Um dia após homenagem a comunistas na Rússia, o presidente Jair Bolsonaro (PL) usa lema fascista na Hungria — “Deus, pátria, família e liberdade” — durante encontro em 17 de fevereiro com o premiê Viktor Orbán, um dos principais representantes da extrema-direita na Europa. O lema é da Ação Integralista Brasileira (AIB), movimento criado em 1932 com inspiração no fascismo italiano. Simbolicamente, ele deu um beijo em Josef Stalin e outro em Benito Mussolini.

Aqui cabe uma conhecida historieta judaica contada por Sigmund Freud para ilustrar que o sujeito mente quando diz a verdade e diz a verdade através da mentira: “Numa estação da Galícia, dois judeus encontram-se num trem. — Onde você vai? — pergunta um. — A Cracóvia — responde o outro. — Mas, vejam só que mentiroso! — exclama o primeiro, enfurecido. — Se você está dizendo que vai a Cracóvia, com certeza é porque quer que eu acredite que está indo a Lemberg. Só que eu sei que você está indo mesmo a Cracóvia. Então, por que mente?”.

Esse contrassenso serve, de forma invertida, para o presidente, já que, quando Bolsonaro foi à Rússia, na verdade queria se encontrar com seu “irmão”, Orbán, na Bulgária, ambos alinhados em combater os direitos humanos. Unem-se a isso as boas relações do presidente com personalidades de extrema-direita da Europa, como a deputada alemã Beatrix von Storch, líder do partido Alternativa para a Alemanha (AfD), pelo qual seu avô foi ministro de Adolf Hitler por doze anos.

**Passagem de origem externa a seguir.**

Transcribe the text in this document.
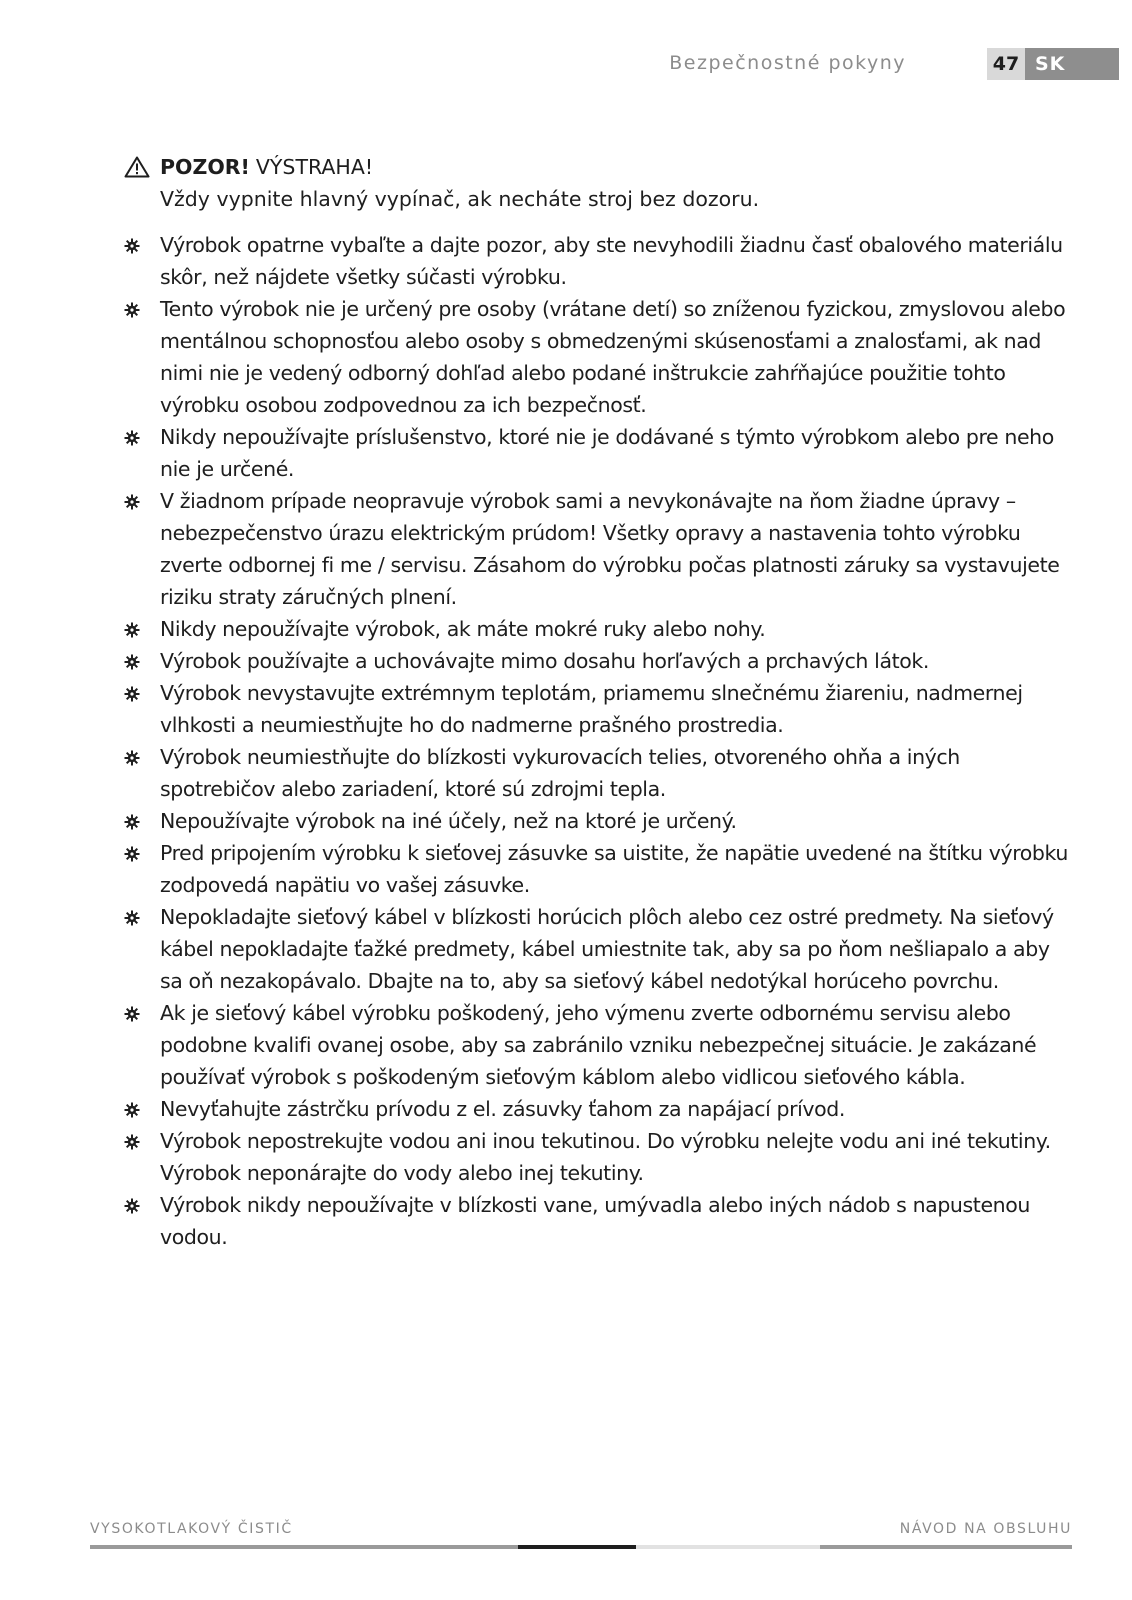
Bezpečnostné pokyny	47 SK
POZOR! VÝSTRAHA!
Vždy vypnite hlavný vypínač, ak necháte stroj bez dozoru.
Výrobok opatrne vybaľte a dajte pozor, aby ste nevyhodili žiadnu časť obalového materiálu skôr, než nájdete všetky súčasti výrobku.
Tento výrobok nie je určený pre osoby (vrátane detí) so zníženou fyzickou, zmyslovou alebo mentálnou schopnosťou alebo osoby s obmedzenými skúsenosťami a znalosťami, ak nad nimi nie je vedený odborný dohľad alebo podané inštrukcie zahŕňajúce použitie tohto výrobku osobou zodpovednou za ich bezpečnosť.
Nikdy nepoužívajte príslušenstvo, ktoré nie je dodávané s týmto výrobkom alebo pre neho nie je určené.
V žiadnom prípade neopravuje výrobok sami a nevykonávajte na ňom žiadne úpravy – nebezpečenstvo úrazu elektrickým prúdom! Všetky opravy a nastavenia tohto výrobku zverte odbornej fi me / servisu. Zásahom do výrobku počas platnosti záruky sa vystavujete riziku straty záručných plnení.
Nikdy nepoužívajte výrobok, ak máte mokré ruky alebo nohy.
Výrobok používajte a uchovávajte mimo dosahu horľavých a prchavých látok.
Výrobok nevystavujte extrémnym teplotám, priamemu slnečnému žiareniu, nadmernej vlhkosti a neumiestňujte ho do nadmerne prašného prostredia.
Výrobok neumiestňujte do blízkosti vykurovacích telies, otvoreného ohňa a iných spotrebičov alebo zariadení, ktoré sú zdrojmi tepla.
Nepoužívajte výrobok na iné účely, než na ktoré je určený.
Pred pripojením výrobku k sieťovej zásuvke sa uistite, že napätie uvedené na štítku výrobku zodpovedá napätiu vo vašej zásuvke.
Nepokladajte sieťový kábel v blízkosti horúcich plôch alebo cez ostré predmety. Na sieťový kábel nepokladajte ťažké predmety, kábel umiestnite tak, aby sa po ňom nešliapalo a aby sa oň nezakopávalo. Dbajte na to, aby sa sieťový kábel nedotýkal horúceho povrchu.
Ak je sieťový kábel výrobku poškodený, jeho výmenu zverte odbornému servisu alebo podobne kvalifi ovanej osobe, aby sa zabránilo vzniku nebezpečnej situácie. Je zakázané používať výrobok s poškodeným sieťovým káblom alebo vidlicou sieťového kábla.
Nevyťahujte zástrčku prívodu z el. zásuvky ťahom za napájací prívod.
Výrobok nepostrekujte vodou ani inou tekutinou. Do výrobku nelejte vodu ani iné tekutiny. Výrobok neponárajte do vody alebo inej tekutiny.
Výrobok nikdy nepoužívajte v blízkosti vane, umývadla alebo iných nádob s napustenou vodou.
VYSOKOTLAKOVÝ ČISTIČ	NÁVOD NA OBSLUHU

Beatrix visitou Bolsonaro, no Palácio da Alvorada, em julho do ano passado.

 

A piada vem pronta

“O que é a melhor piada anti-stalinista diante da piada que é a própria política stalinista em si?”. A passagem, segundo Slavoj Žižek, é de Bertolt Brecht. Na versão brasileira atual cai como uma luva: o que são as melhores piadas sobre Bolsonaro diante da piada que é seu próprio governo?

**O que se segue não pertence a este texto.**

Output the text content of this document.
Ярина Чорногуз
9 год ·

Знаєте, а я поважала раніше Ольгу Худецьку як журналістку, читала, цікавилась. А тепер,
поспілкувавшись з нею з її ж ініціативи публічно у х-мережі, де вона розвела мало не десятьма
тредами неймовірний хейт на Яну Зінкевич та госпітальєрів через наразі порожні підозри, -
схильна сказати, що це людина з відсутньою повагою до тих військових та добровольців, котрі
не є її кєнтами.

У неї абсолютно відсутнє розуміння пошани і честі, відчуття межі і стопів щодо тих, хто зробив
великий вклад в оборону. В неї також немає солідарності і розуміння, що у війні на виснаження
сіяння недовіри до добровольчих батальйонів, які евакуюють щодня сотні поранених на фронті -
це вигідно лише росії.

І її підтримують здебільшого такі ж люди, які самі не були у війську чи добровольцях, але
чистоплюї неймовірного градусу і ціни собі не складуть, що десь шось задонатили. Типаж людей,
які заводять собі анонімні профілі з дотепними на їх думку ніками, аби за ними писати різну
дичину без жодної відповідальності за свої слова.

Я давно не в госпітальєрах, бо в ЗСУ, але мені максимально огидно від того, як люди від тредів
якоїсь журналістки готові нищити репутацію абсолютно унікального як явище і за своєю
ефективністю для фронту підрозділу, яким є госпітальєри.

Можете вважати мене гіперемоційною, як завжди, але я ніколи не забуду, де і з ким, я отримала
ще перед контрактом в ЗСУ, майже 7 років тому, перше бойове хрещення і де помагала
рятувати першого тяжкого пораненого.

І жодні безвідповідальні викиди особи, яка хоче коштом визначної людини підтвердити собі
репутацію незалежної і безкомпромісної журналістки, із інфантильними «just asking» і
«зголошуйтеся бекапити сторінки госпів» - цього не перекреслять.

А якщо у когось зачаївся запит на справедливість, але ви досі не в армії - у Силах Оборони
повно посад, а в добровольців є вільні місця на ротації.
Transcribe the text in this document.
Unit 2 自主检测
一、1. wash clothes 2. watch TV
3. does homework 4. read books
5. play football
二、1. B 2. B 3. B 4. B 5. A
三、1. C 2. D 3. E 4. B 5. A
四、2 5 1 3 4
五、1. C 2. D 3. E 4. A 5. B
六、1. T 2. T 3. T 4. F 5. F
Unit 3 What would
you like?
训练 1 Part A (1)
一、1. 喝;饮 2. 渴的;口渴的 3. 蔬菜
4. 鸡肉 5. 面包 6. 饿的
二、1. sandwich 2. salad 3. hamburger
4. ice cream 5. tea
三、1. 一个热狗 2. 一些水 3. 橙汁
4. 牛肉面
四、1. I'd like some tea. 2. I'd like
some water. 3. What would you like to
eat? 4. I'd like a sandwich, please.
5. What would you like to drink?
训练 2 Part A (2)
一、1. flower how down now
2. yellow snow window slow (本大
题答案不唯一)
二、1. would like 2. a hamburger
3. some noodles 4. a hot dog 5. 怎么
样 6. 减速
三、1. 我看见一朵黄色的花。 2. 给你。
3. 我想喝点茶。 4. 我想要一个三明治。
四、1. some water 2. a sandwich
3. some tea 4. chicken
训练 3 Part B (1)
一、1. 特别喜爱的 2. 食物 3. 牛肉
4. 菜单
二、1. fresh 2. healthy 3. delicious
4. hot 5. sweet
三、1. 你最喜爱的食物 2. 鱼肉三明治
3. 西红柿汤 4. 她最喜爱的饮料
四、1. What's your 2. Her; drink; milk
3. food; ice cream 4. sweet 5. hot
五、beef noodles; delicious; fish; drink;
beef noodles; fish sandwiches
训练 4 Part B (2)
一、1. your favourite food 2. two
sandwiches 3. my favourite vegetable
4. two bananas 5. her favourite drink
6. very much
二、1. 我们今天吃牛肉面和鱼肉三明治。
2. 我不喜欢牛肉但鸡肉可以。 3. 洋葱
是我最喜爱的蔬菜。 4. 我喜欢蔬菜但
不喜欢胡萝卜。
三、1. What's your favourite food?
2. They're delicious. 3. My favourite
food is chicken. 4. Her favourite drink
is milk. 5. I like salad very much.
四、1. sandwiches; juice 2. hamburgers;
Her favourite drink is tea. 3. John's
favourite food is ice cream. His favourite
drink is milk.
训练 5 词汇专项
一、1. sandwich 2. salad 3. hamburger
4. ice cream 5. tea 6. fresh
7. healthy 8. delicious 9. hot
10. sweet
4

Nas tensões entre Estados Unidos e Rússia envolvendo a crise de segurança em torno da Ucrânia, Bolsonaro manteve sua agenda em Moscou. Em 16 de fevereiro, ele rendeu homenagem aos soldados comunistas – stalinistas –, mortos nas trincheiras, no Túmulo do Soldado Desconhecido junto à muralha do Kremlin. O rito pode ser considerado o ápice do fetiche de um “terrivelmente” anticomunista. A homenagem se interpõe a Bolsonaro como um objeto estranho que rapidamente se torna o frenesi dos debates na mídia. E não poderia ser diferente.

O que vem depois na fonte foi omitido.